The new document specifically states which containers are to be 100% tested for integrity: glass or plastic ampoules (this also includes BFS containers) as well as Large Volume Parenteral (LVP) or Small Volume Parenteral (SVP) bags closed by fusion. For other containers, a statistically valid sampling plan should be implemented. Visual inspection alone is explicitly ruled out as an acceptable integrity testing method.
Containers sealed under vacuum are to be tested for the maintenance of the vacuum after a previously defined, appropriate period of time and during shelf life. The "and" is unclear in this instance. Also, there is no indication as to the extent of this testing. There is also a new notice stating that transportation validation studies are to be considered for the validation of container closure systems.
The topic visual inspection of parenterals has been expanded to four paragraphs in the draft (8.26 - 8.29). The requirement for 100% visual inspection is unchanged (8.26). There is, however, reference to the use of quality risk management principles for determining the criticality of defects.
Moreover, there has to be a defect library containing all typical defects of a process. Different defect types are to be defined and the defect count in the individual categories is to be monitored by trending. Deviations from the typical level of defects ought to influence the release process for the batch involved. Critical defects shall "not be identified during any subsequent sampling of acceptable containers" after 100% visual control; this would put the previous inspection process in doubt.
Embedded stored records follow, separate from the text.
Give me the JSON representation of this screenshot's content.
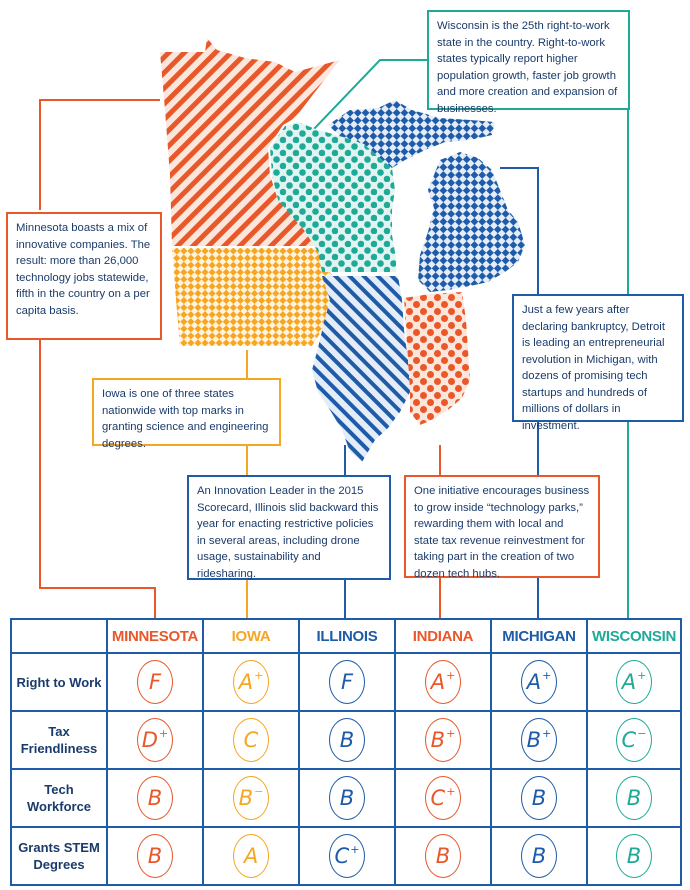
{
  "colors": {
    "minnesota": "#e8582a",
    "iowa": "#f5a623",
    "illinois": "#1e5ba8",
    "indiana": "#e8582a",
    "michigan": "#1e5ba8",
    "wisconsin": "#1faa98",
    "text": "#1a3b6b",
    "grid": "#1e5ba8"
  },
  "callouts": {
    "minnesota": "Minnesota boasts a mix of innovative companies. The result: more than 26,000 technology jobs statewide, fifth in the country on a per capita basis.",
    "iowa": "Iowa is one of three states nationwide with top marks in granting science and engineering degrees.",
    "wisconsin": "Wisconsin is the 25th right-to-work state in the country. Right-to-work states typically report higher population growth, faster job growth and more creation and expansion of businesses.",
    "michigan": "Just a few years after declaring bankruptcy, Detroit is leading an entrepreneurial revolution in Michigan, with dozens of promising tech startups and hundreds of millions of dollars in investment.",
    "illinois": "An Innovation Leader in the 2015 Scorecard, Illinois slid backward this year for enacting restrictive policies in several areas, including drone usage, sustainability and ridesharing.",
    "indiana": "One initiative encourages business to grow inside “technology parks,” rewarding them with local and state tax revenue reinvestment for taking part in the creation of two dozen tech hubs."
  },
  "table": {
    "states": [
      "MINNESOTA",
      "IOWA",
      "ILLINOIS",
      "INDIANA",
      "MICHIGAN",
      "WISCONSIN"
    ],
    "rows": [
      {
        "label": "Right to Work",
        "grades": [
          [
            "F",
            ""
          ],
          [
            "A",
            "+"
          ],
          [
            "F",
            ""
          ],
          [
            "A",
            "+"
          ],
          [
            "A",
            "+"
          ],
          [
            "A",
            "+"
          ]
        ]
      },
      {
        "label": "Tax Friendliness",
        "grades": [
          [
            "D",
            "+"
          ],
          [
            "C",
            ""
          ],
          [
            "B",
            ""
          ],
          [
            "B",
            "+"
          ],
          [
            "B",
            "+"
          ],
          [
            "C",
            "−"
          ]
        ]
      },
      {
        "label": "Tech Workforce",
        "grades": [
          [
            "B",
            ""
          ],
          [
            "B",
            "−"
          ],
          [
            "B",
            ""
          ],
          [
            "C",
            "+"
          ],
          [
            "B",
            ""
          ],
          [
            "B",
            ""
          ]
        ]
      },
      {
        "label": "Grants STEM Degrees",
        "grades": [
          [
            "B",
            ""
          ],
          [
            "A",
            ""
          ],
          [
            "C",
            "+"
          ],
          [
            "B",
            ""
          ],
          [
            "B",
            ""
          ],
          [
            "B",
            ""
          ]
        ]
      }
    ]
  },
  "map_patterns": {
    "minnesota": "diagonal-stripes",
    "iowa": "diamond-checker",
    "wisconsin": "dots",
    "illinois": "diagonal-stripes",
    "michigan": "diamond-checker",
    "indiana": "dots"
  }
}
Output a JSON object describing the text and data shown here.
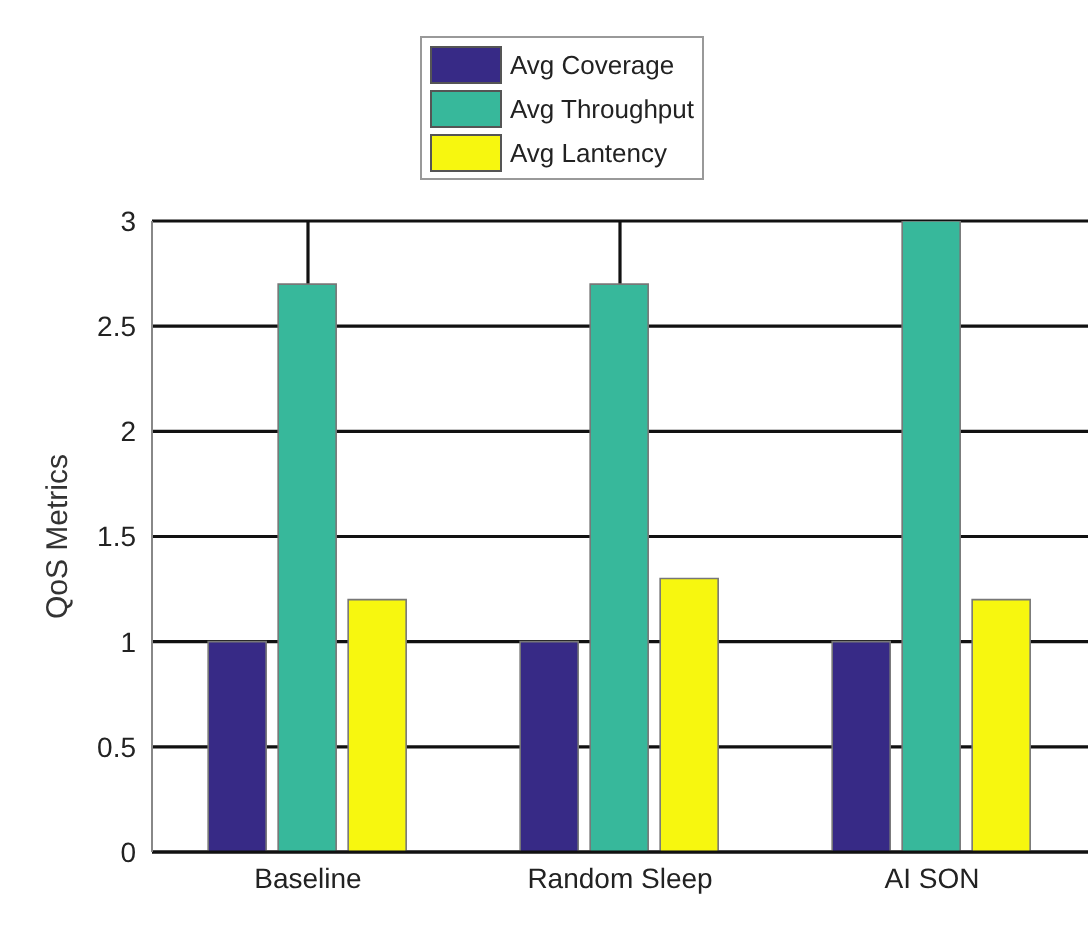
{
  "chart_data": {
    "type": "bar",
    "ylabel": "QoS Metrics",
    "categories": [
      "Baseline",
      "Random Sleep",
      "AI SON"
    ],
    "series": [
      {
        "name": "Avg Coverage",
        "color": "#372a86",
        "values": [
          1,
          1,
          1
        ]
      },
      {
        "name": "Avg Throughput",
        "color": "#37b89b",
        "values": [
          2.7,
          2.7,
          3
        ]
      },
      {
        "name": "Avg Lantency",
        "color": "#f7f70f",
        "values": [
          1.2,
          1.3,
          1.2
        ]
      }
    ],
    "ylim": [
      0,
      3
    ],
    "yticks": [
      0,
      0.5,
      1,
      1.5,
      2,
      2.5,
      3
    ],
    "grid": true,
    "legend": "top"
  }
}
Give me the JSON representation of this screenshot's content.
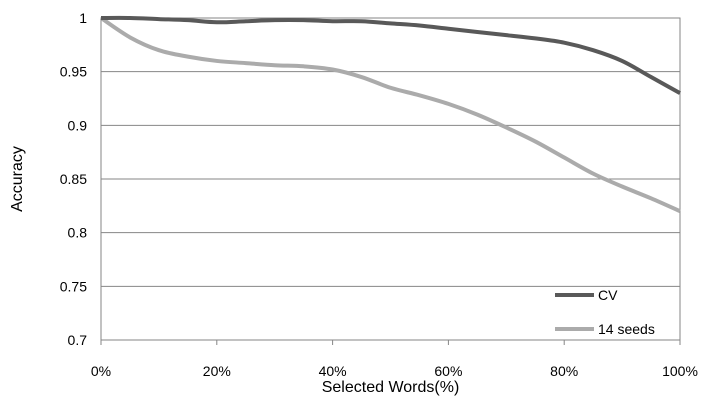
{
  "chart_data": {
    "type": "line",
    "title": "",
    "xlabel": "Selected Words(%)",
    "ylabel": "Accuracy",
    "x": [
      0,
      5,
      10,
      15,
      20,
      25,
      30,
      35,
      40,
      45,
      50,
      55,
      60,
      65,
      70,
      75,
      80,
      85,
      90,
      95,
      100
    ],
    "xticks": [
      "0%",
      "20%",
      "40%",
      "60%",
      "80%",
      "100%"
    ],
    "xtick_values": [
      0,
      20,
      40,
      60,
      80,
      100
    ],
    "yticks": [
      "0.7",
      "0.75",
      "0.8",
      "0.85",
      "0.9",
      "0.95",
      "1"
    ],
    "ytick_values": [
      0.7,
      0.75,
      0.8,
      0.85,
      0.9,
      0.95,
      1.0
    ],
    "xlim": [
      0,
      100
    ],
    "ylim": [
      0.7,
      1.0
    ],
    "grid": "horizontal",
    "legend_position": "bottom-right",
    "series": [
      {
        "name": "CV",
        "color": "#595959",
        "values": [
          1.0,
          1.0,
          0.999,
          0.998,
          0.996,
          0.997,
          0.998,
          0.998,
          0.997,
          0.997,
          0.995,
          0.993,
          0.99,
          0.987,
          0.984,
          0.981,
          0.977,
          0.97,
          0.96,
          0.945,
          0.93
        ]
      },
      {
        "name": "14 seeds",
        "color": "#ababab",
        "values": [
          1.0,
          0.982,
          0.97,
          0.964,
          0.96,
          0.958,
          0.956,
          0.955,
          0.952,
          0.945,
          0.935,
          0.928,
          0.92,
          0.91,
          0.898,
          0.885,
          0.87,
          0.855,
          0.843,
          0.832,
          0.82
        ]
      }
    ]
  }
}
This is the only reference to possible AQL testing as part of visual control as is required by the American Pharmacopoeia USP (Chapter 790 and 1790), even though there is no explicit mentioning of AQL testing.
The paragraph on manual visual inspection focuses mainly on the training and qualification of staff in visual inspection. The qualification should include worst case conditions like line speed, inspection time or fatigue for example at the end of a shift. As for break times, the draft only says: frequent.
Automated visual inspection received its own paragraph. It demands the validation of the system with known defects, with a sensitivity that is on par with or better than manual inspection. Human inspection therefore remains the gold standard when it comes to validating a system. The inspection system's performance is to be tested before "start up" (meaning, presumably, before the inspection of a batch) and in frequent intervals as well. In this case, the use of the word "and" is not self-explanatory, either.
Comments can be submitted until 20 March 2018. On the EU Commission's website the original text of the Annex 1 draft can be found.